The history of Achilles rupture is usually classically described as a feeling of being kicked to the Achilles area and sometimes even a very audible “crack” or “snap” is heard. There is an immediate inability to continue with the activity and well-localized pain. In the vast majority of cases bruising behind and to the sides of the ankle and swelling occurs rapidly. You should seek medical advice immediately.
Usually two weeks after a complete rupture there is usually very little pain anymore. At this stage it’s more common to notice a weakness of gait, possibly a feeling of instability and also likely a limp. It will also not be possible to raise yourself onto tip toes on the injured ankle.
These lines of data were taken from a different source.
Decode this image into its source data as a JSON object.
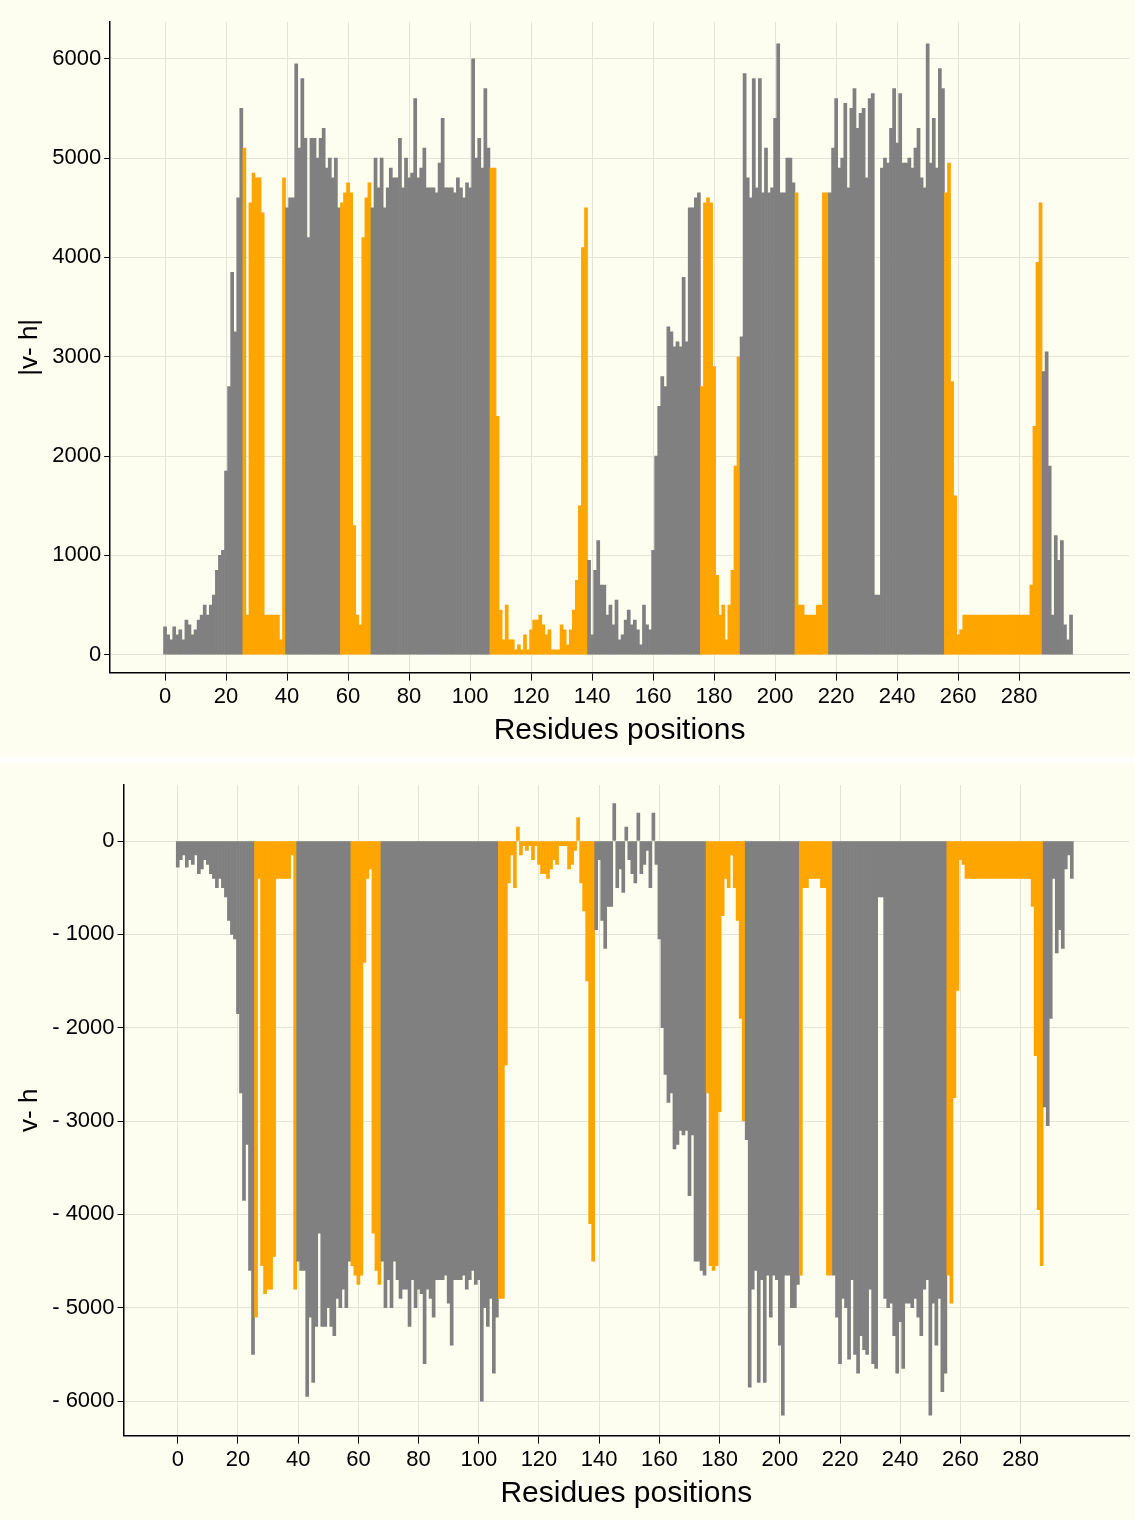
{
  "chart_data": [
    {
      "type": "bar",
      "xlabel": "Residues positions",
      "ylabel": "|v- h|",
      "grid": true,
      "xlim": [
        -18,
        316
      ],
      "ylim": [
        -180,
        6370
      ],
      "xticks": [
        0,
        20,
        40,
        60,
        80,
        100,
        120,
        140,
        160,
        180,
        200,
        220,
        240,
        260,
        280
      ],
      "yticks": [
        0,
        1000,
        2000,
        3000,
        4000,
        5000,
        6000
      ],
      "x": [
        0,
        1,
        2,
        3,
        4,
        5,
        6,
        7,
        8,
        9,
        10,
        11,
        12,
        13,
        14,
        15,
        16,
        17,
        18,
        19,
        20,
        21,
        22,
        23,
        24,
        25,
        26,
        27,
        28,
        29,
        30,
        31,
        32,
        33,
        34,
        35,
        36,
        37,
        38,
        39,
        40,
        41,
        42,
        43,
        44,
        45,
        46,
        47,
        48,
        49,
        50,
        51,
        52,
        53,
        54,
        55,
        56,
        57,
        58,
        59,
        60,
        61,
        62,
        63,
        64,
        65,
        66,
        67,
        68,
        69,
        70,
        71,
        72,
        73,
        74,
        75,
        76,
        77,
        78,
        79,
        80,
        81,
        82,
        83,
        84,
        85,
        86,
        87,
        88,
        89,
        90,
        91,
        92,
        93,
        94,
        95,
        96,
        97,
        98,
        99,
        100,
        101,
        102,
        103,
        104,
        105,
        106,
        107,
        108,
        109,
        110,
        111,
        112,
        113,
        114,
        115,
        116,
        117,
        118,
        119,
        120,
        121,
        122,
        123,
        124,
        125,
        126,
        127,
        128,
        129,
        130,
        131,
        132,
        133,
        134,
        135,
        136,
        137,
        138,
        139,
        140,
        141,
        142,
        143,
        144,
        145,
        146,
        147,
        148,
        149,
        150,
        151,
        152,
        153,
        154,
        155,
        156,
        157,
        158,
        159,
        160,
        161,
        162,
        163,
        164,
        165,
        166,
        167,
        168,
        169,
        170,
        171,
        172,
        173,
        174,
        175,
        176,
        177,
        178,
        179,
        180,
        181,
        182,
        183,
        184,
        185,
        186,
        187,
        188,
        189,
        190,
        191,
        192,
        193,
        194,
        195,
        196,
        197,
        198,
        199,
        200,
        201,
        202,
        203,
        204,
        205,
        206,
        207,
        208,
        209,
        210,
        211,
        212,
        213,
        214,
        215,
        216,
        217,
        218,
        219,
        220,
        221,
        222,
        223,
        224,
        225,
        226,
        227,
        228,
        229,
        230,
        231,
        232,
        233,
        234,
        235,
        236,
        237,
        238,
        239,
        240,
        241,
        242,
        243,
        244,
        245,
        246,
        247,
        248,
        249,
        250,
        251,
        252,
        253,
        254,
        255,
        256,
        257,
        258,
        259,
        260,
        261,
        262,
        263,
        264,
        265,
        266,
        267,
        268,
        269,
        270,
        271,
        272,
        273,
        274,
        275,
        276,
        277,
        278,
        279,
        280,
        281,
        282,
        283,
        284,
        285,
        286,
        287,
        288,
        289,
        290,
        291,
        292,
        293,
        294,
        295,
        296,
        297
      ],
      "values": [
        280,
        200,
        150,
        280,
        200,
        250,
        150,
        350,
        300,
        200,
        250,
        350,
        400,
        500,
        400,
        500,
        600,
        850,
        1000,
        1050,
        1850,
        2700,
        3850,
        3250,
        4600,
        5500,
        5100,
        400,
        4550,
        4850,
        4800,
        4800,
        4450,
        400,
        400,
        400,
        400,
        400,
        150,
        4800,
        4500,
        4600,
        4600,
        5950,
        5100,
        5800,
        5200,
        4200,
        5200,
        5200,
        5000,
        5200,
        5300,
        4900,
        5000,
        4800,
        5000,
        4500,
        4550,
        4650,
        4750,
        4650,
        1300,
        400,
        300,
        4200,
        4600,
        4750,
        4500,
        5000,
        4700,
        5000,
        4500,
        4700,
        4900,
        4800,
        4800,
        5200,
        4700,
        5000,
        4800,
        4850,
        5600,
        4800,
        4900,
        5100,
        4700,
        4700,
        4700,
        4650,
        4950,
        5400,
        4700,
        4700,
        4700,
        4650,
        4800,
        4700,
        4600,
        4750,
        4700,
        6000,
        5000,
        5200,
        4900,
        5700,
        5100,
        4900,
        4900,
        2400,
        450,
        150,
        500,
        150,
        150,
        50,
        100,
        50,
        200,
        50,
        250,
        350,
        350,
        400,
        300,
        200,
        250,
        50,
        50,
        50,
        300,
        250,
        100,
        250,
        450,
        750,
        1500,
        4100,
        4500,
        950,
        200,
        850,
        1150,
        700,
        700,
        400,
        500,
        300,
        550,
        150,
        200,
        350,
        450,
        300,
        350,
        250,
        100,
        500,
        300,
        250,
        1050,
        2000,
        2500,
        2800,
        2700,
        3300,
        3250,
        3100,
        3150,
        3100,
        3800,
        3150,
        4500,
        4500,
        4600,
        4650,
        2700,
        4550,
        4600,
        4550,
        2900,
        800,
        400,
        500,
        150,
        500,
        850,
        1900,
        3000,
        3200,
        5850,
        4800,
        4600,
        5800,
        4700,
        5800,
        4650,
        5100,
        4650,
        4700,
        5400,
        6150,
        4650,
        4650,
        5000,
        5000,
        4750,
        4650,
        500,
        500,
        400,
        400,
        400,
        400,
        500,
        500,
        4650,
        4650,
        4650,
        5100,
        5600,
        4900,
        5000,
        5550,
        4700,
        5500,
        5700,
        5300,
        5450,
        5500,
        4800,
        5600,
        5650,
        600,
        600,
        4900,
        5000,
        4950,
        5300,
        5700,
        5150,
        5650,
        4950,
        4950,
        5000,
        4900,
        5100,
        5300,
        4800,
        4700,
        6150,
        4950,
        5400,
        4900,
        5900,
        5700,
        4650,
        4950,
        2750,
        1600,
        200,
        250,
        400,
        400,
        400,
        400,
        400,
        400,
        400,
        400,
        400,
        400,
        400,
        400,
        400,
        400,
        400,
        400,
        400,
        400,
        400,
        400,
        400,
        400,
        700,
        2300,
        3950,
        4550,
        2850,
        3050,
        1900,
        400,
        1200,
        950,
        1150,
        300,
        150,
        400
      ],
      "colors": [
        "#808080",
        "#808080",
        "#808080",
        "#808080",
        "#808080",
        "#808080",
        "#808080",
        "#808080",
        "#808080",
        "#808080",
        "#808080",
        "#808080",
        "#808080",
        "#808080",
        "#808080",
        "#808080",
        "#808080",
        "#808080",
        "#808080",
        "#808080",
        "#808080",
        "#808080",
        "#808080",
        "#808080",
        "#808080",
        "#808080",
        "#ffa500",
        "#ffa500",
        "#ffa500",
        "#ffa500",
        "#ffa500",
        "#ffa500",
        "#ffa500",
        "#ffa500",
        "#ffa500",
        "#ffa500",
        "#ffa500",
        "#ffa500",
        "#ffa500",
        "#ffa500",
        "#808080",
        "#808080",
        "#808080",
        "#808080",
        "#808080",
        "#808080",
        "#808080",
        "#808080",
        "#808080",
        "#808080",
        "#808080",
        "#808080",
        "#808080",
        "#808080",
        "#808080",
        "#808080",
        "#808080",
        "#808080",
        "#ffa500",
        "#ffa500",
        "#ffa500",
        "#ffa500",
        "#ffa500",
        "#ffa500",
        "#ffa500",
        "#ffa500",
        "#ffa500",
        "#ffa500",
        "#808080",
        "#808080",
        "#808080",
        "#808080",
        "#808080",
        "#808080",
        "#808080",
        "#808080",
        "#808080",
        "#808080",
        "#808080",
        "#808080",
        "#808080",
        "#808080",
        "#808080",
        "#808080",
        "#808080",
        "#808080",
        "#808080",
        "#808080",
        "#808080",
        "#808080",
        "#808080",
        "#808080",
        "#808080",
        "#808080",
        "#808080",
        "#808080",
        "#808080",
        "#808080",
        "#808080",
        "#808080",
        "#808080",
        "#808080",
        "#808080",
        "#808080",
        "#808080",
        "#808080",
        "#808080",
        "#ffa500",
        "#ffa500",
        "#ffa500",
        "#ffa500",
        "#ffa500",
        "#ffa500",
        "#ffa500",
        "#ffa500",
        "#ffa500",
        "#ffa500",
        "#ffa500",
        "#ffa500",
        "#ffa500",
        "#ffa500",
        "#ffa500",
        "#ffa500",
        "#ffa500",
        "#ffa500",
        "#ffa500",
        "#ffa500",
        "#ffa500",
        "#ffa500",
        "#ffa500",
        "#ffa500",
        "#ffa500",
        "#ffa500",
        "#ffa500",
        "#ffa500",
        "#ffa500",
        "#ffa500",
        "#ffa500",
        "#ffa500",
        "#808080",
        "#808080",
        "#808080",
        "#808080",
        "#808080",
        "#808080",
        "#808080",
        "#808080",
        "#808080",
        "#808080",
        "#808080",
        "#808080",
        "#808080",
        "#808080",
        "#808080",
        "#808080",
        "#808080",
        "#808080",
        "#808080",
        "#808080",
        "#808080",
        "#808080",
        "#808080",
        "#808080",
        "#808080",
        "#808080",
        "#808080",
        "#808080",
        "#808080",
        "#808080",
        "#808080",
        "#808080",
        "#808080",
        "#808080",
        "#808080",
        "#808080",
        "#808080",
        "#ffa500",
        "#ffa500",
        "#ffa500",
        "#ffa500",
        "#ffa500",
        "#ffa500",
        "#ffa500",
        "#ffa500",
        "#ffa500",
        "#ffa500",
        "#ffa500",
        "#ffa500",
        "#ffa500",
        "#808080",
        "#808080",
        "#808080",
        "#808080",
        "#808080",
        "#808080",
        "#808080",
        "#808080",
        "#808080",
        "#808080",
        "#808080",
        "#808080",
        "#808080",
        "#808080",
        "#808080",
        "#808080",
        "#808080",
        "#808080",
        "#ffa500",
        "#ffa500",
        "#ffa500",
        "#ffa500",
        "#ffa500",
        "#ffa500",
        "#ffa500",
        "#ffa500",
        "#ffa500",
        "#ffa500",
        "#ffa500",
        "#808080",
        "#808080",
        "#808080",
        "#808080",
        "#808080",
        "#808080",
        "#808080",
        "#808080",
        "#808080",
        "#808080",
        "#808080",
        "#808080",
        "#808080",
        "#808080",
        "#808080",
        "#808080",
        "#808080",
        "#808080",
        "#808080",
        "#808080",
        "#808080",
        "#808080",
        "#808080",
        "#808080",
        "#808080",
        "#808080",
        "#808080",
        "#808080",
        "#808080",
        "#808080",
        "#808080",
        "#808080",
        "#808080",
        "#808080",
        "#808080",
        "#808080",
        "#808080",
        "#808080",
        "#ffa500",
        "#ffa500",
        "#ffa500",
        "#ffa500",
        "#ffa500",
        "#ffa500",
        "#ffa500",
        "#ffa500",
        "#ffa500",
        "#ffa500",
        "#ffa500",
        "#ffa500",
        "#ffa500",
        "#ffa500",
        "#ffa500",
        "#ffa500",
        "#ffa500",
        "#ffa500",
        "#ffa500",
        "#ffa500",
        "#ffa500",
        "#ffa500",
        "#ffa500",
        "#ffa500",
        "#ffa500",
        "#ffa500",
        "#ffa500",
        "#ffa500",
        "#ffa500",
        "#ffa500",
        "#ffa500",
        "#ffa500",
        "#808080",
        "#808080",
        "#808080",
        "#808080",
        "#808080",
        "#808080",
        "#808080",
        "#808080",
        "#808080",
        "#808080"
      ]
    },
    {
      "type": "bar",
      "xlabel": "Residues positions",
      "ylabel": "v- h",
      "grid": true,
      "xlim": [
        -18,
        316
      ],
      "ylim": [
        -6370,
        600
      ],
      "xticks": [
        0,
        20,
        40,
        60,
        80,
        100,
        120,
        140,
        160,
        180,
        200,
        220,
        240,
        260,
        280
      ],
      "yticks": [
        {
          "value": -6000,
          "label": "- 6000"
        },
        {
          "value": -5000,
          "label": "- 5000"
        },
        {
          "value": -4000,
          "label": "- 4000"
        },
        {
          "value": -3000,
          "label": "- 3000"
        },
        {
          "value": -2000,
          "label": "- 2000"
        },
        {
          "value": -1000,
          "label": "- 1000"
        },
        0
      ],
      "x": [
        0,
        1,
        2,
        3,
        4,
        5,
        6,
        7,
        8,
        9,
        10,
        11,
        12,
        13,
        14,
        15,
        16,
        17,
        18,
        19,
        20,
        21,
        22,
        23,
        24,
        25,
        26,
        27,
        28,
        29,
        30,
        31,
        32,
        33,
        34,
        35,
        36,
        37,
        38,
        39,
        40,
        41,
        42,
        43,
        44,
        45,
        46,
        47,
        48,
        49,
        50,
        51,
        52,
        53,
        54,
        55,
        56,
        57,
        58,
        59,
        60,
        61,
        62,
        63,
        64,
        65,
        66,
        67,
        68,
        69,
        70,
        71,
        72,
        73,
        74,
        75,
        76,
        77,
        78,
        79,
        80,
        81,
        82,
        83,
        84,
        85,
        86,
        87,
        88,
        89,
        90,
        91,
        92,
        93,
        94,
        95,
        96,
        97,
        98,
        99,
        100,
        101,
        102,
        103,
        104,
        105,
        106,
        107,
        108,
        109,
        110,
        111,
        112,
        113,
        114,
        115,
        116,
        117,
        118,
        119,
        120,
        121,
        122,
        123,
        124,
        125,
        126,
        127,
        128,
        129,
        130,
        131,
        132,
        133,
        134,
        135,
        136,
        137,
        138,
        139,
        140,
        141,
        142,
        143,
        144,
        145,
        146,
        147,
        148,
        149,
        150,
        151,
        152,
        153,
        154,
        155,
        156,
        157,
        158,
        159,
        160,
        161,
        162,
        163,
        164,
        165,
        166,
        167,
        168,
        169,
        170,
        171,
        172,
        173,
        174,
        175,
        176,
        177,
        178,
        179,
        180,
        181,
        182,
        183,
        184,
        185,
        186,
        187,
        188,
        189,
        190,
        191,
        192,
        193,
        194,
        195,
        196,
        197,
        198,
        199,
        200,
        201,
        202,
        203,
        204,
        205,
        206,
        207,
        208,
        209,
        210,
        211,
        212,
        213,
        214,
        215,
        216,
        217,
        218,
        219,
        220,
        221,
        222,
        223,
        224,
        225,
        226,
        227,
        228,
        229,
        230,
        231,
        232,
        233,
        234,
        235,
        236,
        237,
        238,
        239,
        240,
        241,
        242,
        243,
        244,
        245,
        246,
        247,
        248,
        249,
        250,
        251,
        252,
        253,
        254,
        255,
        256,
        257,
        258,
        259,
        260,
        261,
        262,
        263,
        264,
        265,
        266,
        267,
        268,
        269,
        270,
        271,
        272,
        273,
        274,
        275,
        276,
        277,
        278,
        279,
        280,
        281,
        282,
        283,
        284,
        285,
        286,
        287,
        288,
        289,
        290,
        291,
        292,
        293,
        294,
        295,
        296,
        297
      ],
      "values": [
        -280,
        -200,
        -150,
        -280,
        -200,
        -250,
        -150,
        -350,
        -300,
        -200,
        -250,
        -350,
        -400,
        -500,
        -400,
        -500,
        -600,
        -850,
        -1000,
        -1050,
        -1850,
        -2700,
        -3850,
        -3250,
        -4600,
        -5500,
        -5100,
        -400,
        -4550,
        -4850,
        -4800,
        -4800,
        -4450,
        -400,
        -400,
        -400,
        -400,
        -400,
        -150,
        -4800,
        -4500,
        -4600,
        -4600,
        -5950,
        -5100,
        -5800,
        -5200,
        -4200,
        -5200,
        -5200,
        -5000,
        -5200,
        -5300,
        -4900,
        -5000,
        -4800,
        -5000,
        -4500,
        -4550,
        -4650,
        -4750,
        -4650,
        -1300,
        -400,
        -300,
        -4200,
        -4600,
        -4750,
        -4500,
        -5000,
        -4700,
        -5000,
        -4500,
        -4700,
        -4900,
        -4800,
        -4800,
        -5200,
        -4700,
        -5000,
        -4800,
        -4850,
        -5600,
        -4800,
        -4900,
        -5100,
        -4700,
        -4700,
        -4700,
        -4650,
        -4950,
        -5400,
        -4700,
        -4700,
        -4700,
        -4650,
        -4800,
        -4700,
        -4600,
        -4750,
        -4700,
        -6000,
        -5000,
        -5200,
        -4900,
        -5700,
        -5100,
        -4900,
        -4900,
        -2400,
        -450,
        -150,
        -500,
        150,
        -150,
        -50,
        -100,
        -50,
        -200,
        -50,
        -250,
        -350,
        -350,
        -400,
        -300,
        -200,
        -250,
        -50,
        -50,
        -50,
        -300,
        -250,
        -100,
        250,
        -450,
        -750,
        -1500,
        -4100,
        -4500,
        -950,
        -200,
        -850,
        -1150,
        -700,
        -700,
        400,
        -500,
        -300,
        -550,
        150,
        -200,
        -350,
        -450,
        300,
        -350,
        -250,
        -100,
        -500,
        300,
        -250,
        -1050,
        -2000,
        -2500,
        -2800,
        -2700,
        -3300,
        -3250,
        -3100,
        -3150,
        -3100,
        -3800,
        -3150,
        -4500,
        -4500,
        -4600,
        -4650,
        -2700,
        -4550,
        -4600,
        -4550,
        -2900,
        -800,
        -400,
        -500,
        -150,
        -500,
        -850,
        -1900,
        -3000,
        -3200,
        -5850,
        -4800,
        -4600,
        -5800,
        -4700,
        -5800,
        -4650,
        -5100,
        -4650,
        -4700,
        -5400,
        -6150,
        -4650,
        -4650,
        -5000,
        -5000,
        -4750,
        -4650,
        -500,
        -500,
        -400,
        -400,
        -400,
        -400,
        -500,
        -500,
        -4650,
        -4650,
        -4650,
        -5100,
        -5600,
        -4900,
        -5000,
        -5550,
        -4700,
        -5500,
        -5700,
        -5300,
        -5450,
        -5500,
        -4800,
        -5600,
        -5650,
        -600,
        -600,
        -4900,
        -5000,
        -4950,
        -5300,
        -5700,
        -5150,
        -5650,
        -4950,
        -4950,
        -5000,
        -4900,
        -5100,
        -5300,
        -4800,
        -4700,
        -6150,
        -4950,
        -5400,
        -4900,
        -5900,
        -5700,
        -4650,
        -4950,
        -2750,
        -1600,
        -200,
        -250,
        -400,
        -400,
        -400,
        -400,
        -400,
        -400,
        -400,
        -400,
        -400,
        -400,
        -400,
        -400,
        -400,
        -400,
        -400,
        -400,
        -400,
        -400,
        -400,
        -400,
        -400,
        -400,
        -700,
        -2300,
        -3950,
        -4550,
        -2850,
        -3050,
        -1900,
        -400,
        -1200,
        -950,
        -1150,
        -300,
        -150,
        -400
      ],
      "colors": [
        "#808080",
        "#808080",
        "#808080",
        "#808080",
        "#808080",
        "#808080",
        "#808080",
        "#808080",
        "#808080",
        "#808080",
        "#808080",
        "#808080",
        "#808080",
        "#808080",
        "#808080",
        "#808080",
        "#808080",
        "#808080",
        "#808080",
        "#808080",
        "#808080",
        "#808080",
        "#808080",
        "#808080",
        "#808080",
        "#808080",
        "#ffa500",
        "#ffa500",
        "#ffa500",
        "#ffa500",
        "#ffa500",
        "#ffa500",
        "#ffa500",
        "#ffa500",
        "#ffa500",
        "#ffa500",
        "#ffa500",
        "#ffa500",
        "#ffa500",
        "#ffa500",
        "#808080",
        "#808080",
        "#808080",
        "#808080",
        "#808080",
        "#808080",
        "#808080",
        "#808080",
        "#808080",
        "#808080",
        "#808080",
        "#808080",
        "#808080",
        "#808080",
        "#808080",
        "#808080",
        "#808080",
        "#808080",
        "#ffa500",
        "#ffa500",
        "#ffa500",
        "#ffa500",
        "#ffa500",
        "#ffa500",
        "#ffa500",
        "#ffa500",
        "#ffa500",
        "#ffa500",
        "#808080",
        "#808080",
        "#808080",
        "#808080",
        "#808080",
        "#808080",
        "#808080",
        "#808080",
        "#808080",
        "#808080",
        "#808080",
        "#808080",
        "#808080",
        "#808080",
        "#808080",
        "#808080",
        "#808080",
        "#808080",
        "#808080",
        "#808080",
        "#808080",
        "#808080",
        "#808080",
        "#808080",
        "#808080",
        "#808080",
        "#808080",
        "#808080",
        "#808080",
        "#808080",
        "#808080",
        "#808080",
        "#808080",
        "#808080",
        "#808080",
        "#808080",
        "#808080",
        "#808080",
        "#808080",
        "#ffa500",
        "#ffa500",
        "#ffa500",
        "#ffa500",
        "#ffa500",
        "#ffa500",
        "#ffa500",
        "#ffa500",
        "#ffa500",
        "#ffa500",
        "#ffa500",
        "#ffa500",
        "#ffa500",
        "#ffa500",
        "#ffa500",
        "#ffa500",
        "#ffa500",
        "#ffa500",
        "#ffa500",
        "#ffa500",
        "#ffa500",
        "#ffa500",
        "#ffa500",
        "#ffa500",
        "#ffa500",
        "#ffa500",
        "#ffa500",
        "#ffa500",
        "#ffa500",
        "#ffa500",
        "#ffa500",
        "#ffa500",
        "#808080",
        "#808080",
        "#808080",
        "#808080",
        "#808080",
        "#808080",
        "#808080",
        "#808080",
        "#808080",
        "#808080",
        "#808080",
        "#808080",
        "#808080",
        "#808080",
        "#808080",
        "#808080",
        "#808080",
        "#808080",
        "#808080",
        "#808080",
        "#808080",
        "#808080",
        "#808080",
        "#808080",
        "#808080",
        "#808080",
        "#808080",
        "#808080",
        "#808080",
        "#808080",
        "#808080",
        "#808080",
        "#808080",
        "#808080",
        "#808080",
        "#808080",
        "#808080",
        "#ffa500",
        "#ffa500",
        "#ffa500",
        "#ffa500",
        "#ffa500",
        "#ffa500",
        "#ffa500",
        "#ffa500",
        "#ffa500",
        "#ffa500",
        "#ffa500",
        "#ffa500",
        "#ffa500",
        "#808080",
        "#808080",
        "#808080",
        "#808080",
        "#808080",
        "#808080",
        "#808080",
        "#808080",
        "#808080",
        "#808080",
        "#808080",
        "#808080",
        "#808080",
        "#808080",
        "#808080",
        "#808080",
        "#808080",
        "#808080",
        "#ffa500",
        "#ffa500",
        "#ffa500",
        "#ffa500",
        "#ffa500",
        "#ffa500",
        "#ffa500",
        "#ffa500",
        "#ffa500",
        "#ffa500",
        "#ffa500",
        "#808080",
        "#808080",
        "#808080",
        "#808080",
        "#808080",
        "#808080",
        "#808080",
        "#808080",
        "#808080",
        "#808080",
        "#808080",
        "#808080",
        "#808080",
        "#808080",
        "#808080",
        "#808080",
        "#808080",
        "#808080",
        "#808080",
        "#808080",
        "#808080",
        "#808080",
        "#808080",
        "#808080",
        "#808080",
        "#808080",
        "#808080",
        "#808080",
        "#808080",
        "#808080",
        "#808080",
        "#808080",
        "#808080",
        "#808080",
        "#808080",
        "#808080",
        "#808080",
        "#808080",
        "#ffa500",
        "#ffa500",
        "#ffa500",
        "#ffa500",
        "#ffa500",
        "#ffa500",
        "#ffa500",
        "#ffa500",
        "#ffa500",
        "#ffa500",
        "#ffa500",
        "#ffa500",
        "#ffa500",
        "#ffa500",
        "#ffa500",
        "#ffa500",
        "#ffa500",
        "#ffa500",
        "#ffa500",
        "#ffa500",
        "#ffa500",
        "#ffa500",
        "#ffa500",
        "#ffa500",
        "#ffa500",
        "#ffa500",
        "#ffa500",
        "#ffa500",
        "#ffa500",
        "#ffa500",
        "#ffa500",
        "#ffa500",
        "#808080",
        "#808080",
        "#808080",
        "#808080",
        "#808080",
        "#808080",
        "#808080",
        "#808080",
        "#808080",
        "#808080"
      ]
    }
  ]
}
If you think you may have torn your Achilles tendon, it is better to get it checked by an orthopaedic surgeon as soon as possible. Early diagnosis with the help of clinical examination and confirmed by a scan can make a difference in it being more treatable, leading to better long-term outcome.
Without treatment, the tendon edges remain apart and heal incorrectly with excessive scar tissue. This causes weakness of the calf muscles leading to difficulty in push-off activities like running or even brisk walking.
Surgical repair: Young, active, fit individuals are advised to undergo repair of their ruptured tendon. Surgical repair has lower risk of rupture and advantage of earlier return to normal activities, including sports. In surgery the ends of torn tendon are approximated and stitched together using minimally invasive techniques, which cause minimal damage to surrounding tissues, thus bringing better outcomes. A boot or a brace is given till it heals. Non-surgical treatment: The leg is immobilized in a plaster cast to approximate the torn end as close as possible. This treatment may be prolonged and associated with weakness of calf muscles and an increase risk of re-rupture compared to surgical treatment.
If the tendon is treated promptly in the most appropriate way, most individuals can return to jogging after 12 weeks and jumping sports in 6-9 months. Office work (sitting on a desk) can be resumed within a week of wound healing. If your job involves heavy labour, it may take 3-4 months to be comfortable at work.